If you're going to bash the big banks, bash them about the right thing – NEWS.com.au (blog)


You lost a noticeable amount of money yesterday when the big four banks opted not to pass on the full rate cut.

The big four banks are raking it in. But should that really be a problem?

AUSTRALIA needs to stop bashing the banks for being profitable. We need robustly healthy banks — the alternative is far, far worse.

Don’t bash them for not passing on every interest rate cut in full, either. They are also paying interest rates on deposits, and yes, they are raising some deposit rates. Look at the gap between banks’ deposit rates and lending rates — it is still low in historical terms.

The picture doesn’t look so rosie when you look at it like this. Source: Banks’ financial reports / RBA

The picture doesn’t look so rosie when you look at it like this. Source: Banks’ financial reports / RBASource:Supplied

Banks that keep cutting lending rates are banks that also keep cutting deposit rates. Aussies save a lot, and if interest rates only go down, anyone saving money — from young people saving for a house to old people saving for retirement — is hurt. Most of the money in Australia’s banks comes from Australian depositors, up from less than half before the global financial crisis, as this next graph shows.

Source: APRA / RBA / Standard and Poor’s.

Source: APRA / RBA / Standard and Poor’s.Source:Supplied

Those domestic deposits are a safe and reliable way for banks to get funding. But they cost more than cheap global funds.

BASH WELL, BASH WISELY

I’m not saying bank bashing — practically our national sport — should be discouraged. Instead, it should proceed in a targeted fashion, hitting them where they really do have weak spots.

Australia regulates the banking sector reasonably firmly. Our banks are stable, well capitalised and forbidden from merging. They also benefit from government guarantees on deposits. The banks know the Federal Government will bail them out long before they are a chance of going under.

But our banks carry on a range of businesses that aren’t basic borrowing and lending. They provide financial advice, investment banking, and insurance.

All of these are risky pursuits, and in all of them, our banks have become enmeshed in scandal.

— ANZ and Westpac have been caught allegedly rigging interbank rates.

— An NAB employee was caught doing insider trading with ABS data supplied by a friend. (He used his ill-gotten gains to buy an apartment from TV show The Block).

— CBA customers lost hundreds of millions of dollars due to dodgy financial advice.

All these scandals create risk — financial and reputational — that could spill over to the main banking business. Which we, the taxpayer, would bail out in the case of disaster. Essentially, banks are using their extremely secure positions to engage in risky non-core businesses that fatten their bottom line.
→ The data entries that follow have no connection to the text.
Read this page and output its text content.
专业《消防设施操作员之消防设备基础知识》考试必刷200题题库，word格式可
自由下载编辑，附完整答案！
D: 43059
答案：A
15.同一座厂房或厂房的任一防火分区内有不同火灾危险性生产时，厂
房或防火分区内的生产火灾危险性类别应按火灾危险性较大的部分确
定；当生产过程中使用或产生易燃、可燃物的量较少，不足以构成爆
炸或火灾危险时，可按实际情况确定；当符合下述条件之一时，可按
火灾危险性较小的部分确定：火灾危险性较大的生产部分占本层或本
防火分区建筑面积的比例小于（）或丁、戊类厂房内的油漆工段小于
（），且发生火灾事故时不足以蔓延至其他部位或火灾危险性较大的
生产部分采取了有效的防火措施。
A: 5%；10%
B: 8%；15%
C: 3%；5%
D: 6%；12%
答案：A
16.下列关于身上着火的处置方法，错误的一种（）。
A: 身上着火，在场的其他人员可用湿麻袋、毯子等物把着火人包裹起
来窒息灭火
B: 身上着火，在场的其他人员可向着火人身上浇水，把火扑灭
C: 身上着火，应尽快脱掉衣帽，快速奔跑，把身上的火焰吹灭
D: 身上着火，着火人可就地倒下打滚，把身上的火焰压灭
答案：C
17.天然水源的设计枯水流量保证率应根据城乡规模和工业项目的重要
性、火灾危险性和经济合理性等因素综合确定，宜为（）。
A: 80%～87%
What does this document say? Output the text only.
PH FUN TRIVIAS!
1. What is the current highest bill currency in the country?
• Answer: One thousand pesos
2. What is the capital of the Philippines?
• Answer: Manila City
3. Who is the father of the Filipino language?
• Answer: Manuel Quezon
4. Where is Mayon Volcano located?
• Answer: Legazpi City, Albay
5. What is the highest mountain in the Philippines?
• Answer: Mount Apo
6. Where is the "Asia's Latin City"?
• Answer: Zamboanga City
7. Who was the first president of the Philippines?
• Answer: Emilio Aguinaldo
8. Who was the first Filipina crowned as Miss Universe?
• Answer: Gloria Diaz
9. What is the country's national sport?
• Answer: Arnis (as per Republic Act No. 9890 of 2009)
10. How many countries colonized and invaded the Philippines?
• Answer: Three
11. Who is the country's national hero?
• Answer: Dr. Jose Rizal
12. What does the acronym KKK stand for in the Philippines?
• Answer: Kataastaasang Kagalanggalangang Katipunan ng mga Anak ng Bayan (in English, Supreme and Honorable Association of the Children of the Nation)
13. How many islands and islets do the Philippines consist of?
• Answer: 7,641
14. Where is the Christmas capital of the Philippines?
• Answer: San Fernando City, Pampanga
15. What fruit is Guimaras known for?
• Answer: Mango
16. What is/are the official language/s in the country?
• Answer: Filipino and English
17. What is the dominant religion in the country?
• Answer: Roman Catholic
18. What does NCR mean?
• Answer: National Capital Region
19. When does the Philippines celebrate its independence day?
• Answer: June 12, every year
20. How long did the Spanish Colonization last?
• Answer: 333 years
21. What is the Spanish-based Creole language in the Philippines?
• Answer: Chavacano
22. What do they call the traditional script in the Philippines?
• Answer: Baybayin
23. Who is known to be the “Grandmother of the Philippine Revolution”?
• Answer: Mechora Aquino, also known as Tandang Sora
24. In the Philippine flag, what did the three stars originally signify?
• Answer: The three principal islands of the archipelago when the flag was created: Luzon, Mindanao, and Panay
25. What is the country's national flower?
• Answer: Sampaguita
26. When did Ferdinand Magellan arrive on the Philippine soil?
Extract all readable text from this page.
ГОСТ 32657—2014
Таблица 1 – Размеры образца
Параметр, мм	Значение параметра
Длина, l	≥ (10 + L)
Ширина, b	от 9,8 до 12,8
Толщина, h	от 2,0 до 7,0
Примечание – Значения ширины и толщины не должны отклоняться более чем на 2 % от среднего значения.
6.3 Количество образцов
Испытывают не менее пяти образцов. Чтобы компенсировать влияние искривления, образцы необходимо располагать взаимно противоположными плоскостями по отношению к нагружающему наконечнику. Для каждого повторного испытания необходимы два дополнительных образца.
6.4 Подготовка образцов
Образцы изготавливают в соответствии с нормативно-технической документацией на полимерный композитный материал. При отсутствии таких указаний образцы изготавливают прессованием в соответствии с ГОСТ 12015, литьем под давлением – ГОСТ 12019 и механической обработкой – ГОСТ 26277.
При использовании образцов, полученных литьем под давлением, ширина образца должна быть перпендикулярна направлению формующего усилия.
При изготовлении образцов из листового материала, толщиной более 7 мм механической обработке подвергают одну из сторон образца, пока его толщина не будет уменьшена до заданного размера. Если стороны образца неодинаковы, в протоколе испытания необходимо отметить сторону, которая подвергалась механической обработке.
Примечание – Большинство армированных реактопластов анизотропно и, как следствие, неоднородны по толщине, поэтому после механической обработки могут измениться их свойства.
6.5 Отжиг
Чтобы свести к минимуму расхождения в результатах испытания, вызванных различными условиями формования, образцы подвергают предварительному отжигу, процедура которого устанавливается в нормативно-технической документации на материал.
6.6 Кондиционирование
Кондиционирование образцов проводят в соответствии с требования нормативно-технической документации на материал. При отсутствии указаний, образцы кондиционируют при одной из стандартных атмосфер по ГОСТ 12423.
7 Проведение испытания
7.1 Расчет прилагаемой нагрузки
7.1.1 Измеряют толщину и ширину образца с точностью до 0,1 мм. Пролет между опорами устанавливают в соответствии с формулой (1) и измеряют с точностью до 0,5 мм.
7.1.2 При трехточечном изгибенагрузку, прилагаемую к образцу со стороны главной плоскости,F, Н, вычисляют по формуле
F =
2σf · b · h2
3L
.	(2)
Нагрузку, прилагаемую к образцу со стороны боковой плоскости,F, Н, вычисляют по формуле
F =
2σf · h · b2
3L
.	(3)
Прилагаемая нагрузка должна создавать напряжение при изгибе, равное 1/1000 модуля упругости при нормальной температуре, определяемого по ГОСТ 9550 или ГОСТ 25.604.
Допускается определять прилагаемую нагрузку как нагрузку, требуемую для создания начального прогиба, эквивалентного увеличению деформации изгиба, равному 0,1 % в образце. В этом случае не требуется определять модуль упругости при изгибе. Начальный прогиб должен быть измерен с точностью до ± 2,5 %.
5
The idea we are immune from a financial disaster is fanciful. If Australia is going to encourage large bank profits in pursuit of financial stability, we should discourage, at the same time, banks getting involved in risky side-businesses.

Australia had a major financial system inquiry in 2014. While the inquiry was underway, its head, former CBA CEO David Murray, hinted at the prospect of splitting investment banking from the regular workaday business of deposits and loans (known as retail banking). No such recommendation ever made the final report.

Splitting retail banking off from investment banking could make very good sense. US regulation, known as the Glass-Steagall act, did exactly that with great effect.

As this graph shows, there were scarcely any bank crashes during the years of heavy regulation. Source: The Conversation

As this graph shows, there were scarcely any bank crashes during the years of heavy regulation. Source: The ConversationSource:Supplied

Australia needs healthy, profitable banks, because it needs low-risk banks.

The problem in Australia’s banks is not profits in the core businesses of deposits and loans. The problem is everything else.